Our adjusted life tables consisted of the overall mortality associated with tobacco smoking, that is, including mortality from lung cancer. In theory, the mortality from lung cancer should have been removed during the building of the life tables adjusted for smoking. Indeed, cumulative lung cancer mortality among smokers increases with age and is not negligible in the elderly. However, we did not account for lung cancer mortality in our life tables because this component of age-specific mortality rates remains small. In addition, the range of estimates in the literature of age-specific lung cancer mortality rates attributable to tobacco smoking is quite wide: this would have increased the complexity of our scenarios without adding much insight.

We assumed that all laryngeal and lung cancer patients are or have been smokers, instead of 85% and 90%, respectively (Anantharaman et al, 2011; Parkin, 2011), but further analyses with these proportions showed little or no impact on the survival estimates (results not shown).

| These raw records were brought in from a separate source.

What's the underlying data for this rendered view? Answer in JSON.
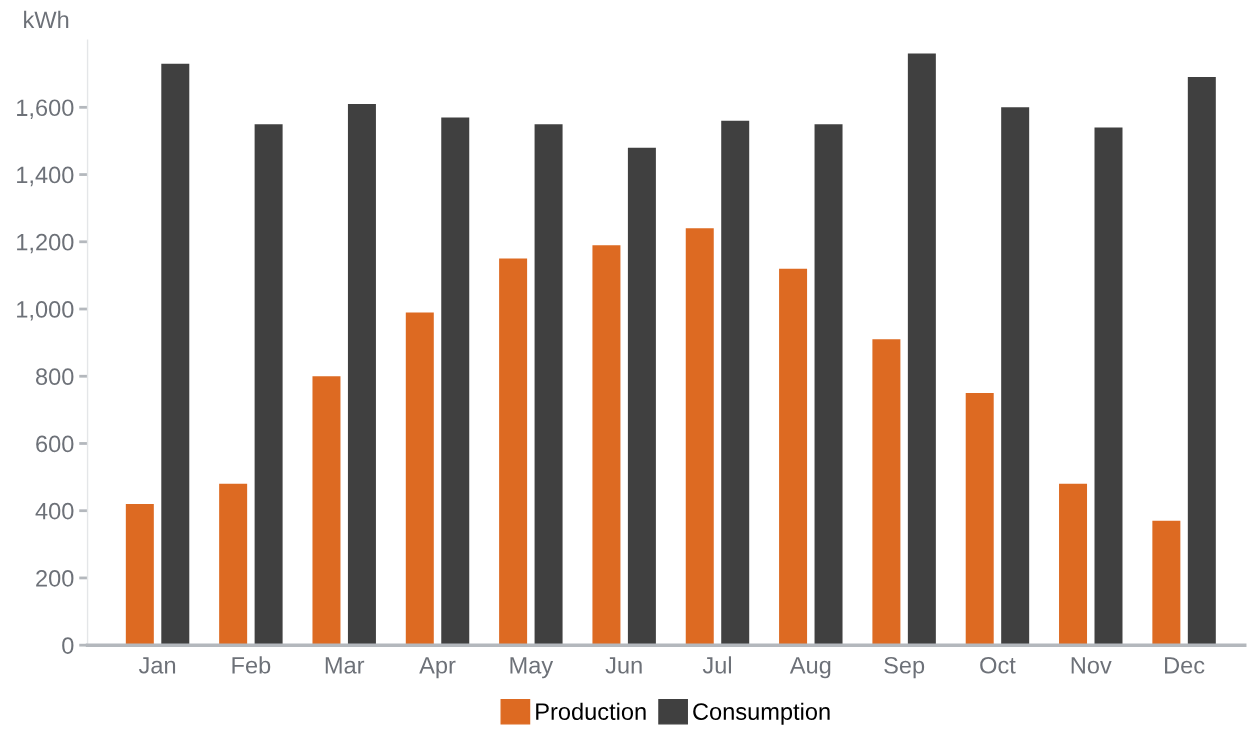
{
  "chart_data": {
    "type": "bar",
    "ylabel": "kWh",
    "categories": [
      "Jan",
      "Feb",
      "Mar",
      "Apr",
      "May",
      "Jun",
      "Jul",
      "Aug",
      "Sep",
      "Oct",
      "Nov",
      "Dec"
    ],
    "series": [
      {
        "name": "Production",
        "color": "#dd6a22",
        "values": [
          420,
          480,
          800,
          990,
          1150,
          1190,
          1240,
          1120,
          910,
          750,
          480,
          370
        ]
      },
      {
        "name": "Consumption",
        "color": "#404040",
        "values": [
          1730,
          1550,
          1610,
          1570,
          1550,
          1480,
          1560,
          1550,
          1760,
          1600,
          1540,
          1690
        ]
      }
    ],
    "ylim": [
      0,
      1800
    ],
    "yticks": [
      0,
      200,
      400,
      600,
      800,
      {
        "value": 1000,
        "label": "1,000"
      },
      {
        "value": 1200,
        "label": "1,200"
      },
      {
        "value": 1400,
        "label": "1,400"
      },
      {
        "value": 1600,
        "label": "1,600"
      }
    ],
    "legend": "bottom"
  }
}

Notwithstanding the limitations of the method, the findings presented here show that using life tables that are adjusted for the higher background mortality among smokers in the estimation of net survival only has a small impact on the deprivation gap in survival, even when inequalities are substantial (laryngeal cancer in men) (Rachet et al, 2008). Net survival is thus a robust and appropriate method for measuring inequalities in cancer-related survival, even for cancers that are strongly associated with smoking. However, adjusting for the higher, smoking-related background mortality in the life tables did increase the estimates of net survival in all deprivation groups for good-prognosis cancers such as larynx. We can therefore conclude that life tables adjusted for smoking are not crucial for comparing net survival between populations, but may be more important for measuring the public health impact of differences and changes in survival, such as avoidable deaths (Abdel-Rahman et al, 2009; Ellis et al, 2012) or crude probabilities of death (Cronin and Feuer, 2000; Lambert et al, 2010).